2. Runner-up colour commentary of the week, from the same folks: "Grey, wet, despondent. And that's just the market."
3. SNC-Lavalin news release, Nov. 22: "SNC-Lavalin (TSX: SNC) has won the Award of Excellence for Corporate Reporting in Diversified Industries from the Canadian Institute of Chartered Accountants (CICA). The CICA's Corporate Reporting Awards are the most prestigious national awards for corporate reporting."
SNC-Lavalin news release, Nov. 28: "We have just been informed of the arrest of Pierre Duhaime. We have not been made officially aware of the specifics of any charges that may have been laid against him and are not able to comment further. As we have stated repeatedly, SNC-Lavalin has and will continue to cooperate fully with all authorities who request our assistance. We have voluntarily turned over information that we have to local and other authorities for them to take any actions that they may consider appropriate."
4. "Relief planning committees" sound like something the government would set up in the wake of some apocalypse. Nope. Canada's telecommunications regulator is striking the committees to "evaluation various solutions and make recommendations" because two area codes in southern Ontario are forecast to run out of numbers by early 2017, while all of Alberta's area codes will run out by mid-2018.
5. There really is a Dunder Mifflin, though it seems to be doing much better than the sitcom that spawned it. Quill.com launched Dunder Mifflin, having struck a licensing deal with NBCUniversal, and it's now a million-dollar enterprise in expansion mode, Bloomberg News reports
6. Robbing for the cradle? The Economist, on a study to be appear in December in Administrative Science Quarterly: "Male bosses, it turns out, pay themselves significantly more once they become fathers. Even after controlling for factors such as age, length of tenure and the performance of the firm, the study found that bosses with daughters pay themselves 3.5 per cent more than childless ones. If they have a son, that increases to a hefty 6.4 per cent."

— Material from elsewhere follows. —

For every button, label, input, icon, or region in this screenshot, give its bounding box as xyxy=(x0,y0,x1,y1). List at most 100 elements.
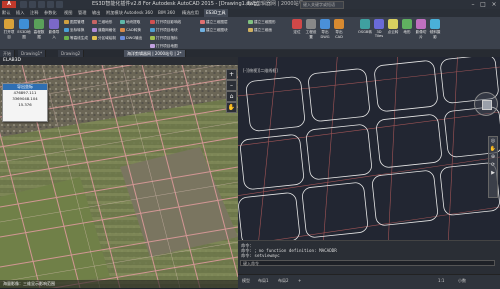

While quotas for women on corporate boards remain a difficult sell for many in the business community, there is clear evidence of softening views around the world, Janet McFarland writes in her annual Board Games special report and governance rankings.
Catalonia's separatist parties won a snap election last weekend and will use their popular mandate to try to hold a referendum on independence, adding more economic and political stress to Spain, a country on the verge of a sovereign bailout, Eric Reguly reports.
You can put an extra $500 in a tax-free savings account next year after the government this week raised the annual meet to $5,500, but don't do it, advises Rob Carrick.
As the Canadian government scrutinizes two oil patch takeover proposals by foreign state-owned entities, privately owned Chinese companies are increasingly on the prowl in Alberta, Carrie Tait reports.
North America's energy glut is exacting a growing toll on the treasuries of Canada's western provinces, as corporate spending and profits fall far below expectations, Nathan VanderKlippe and Justine Hunter report.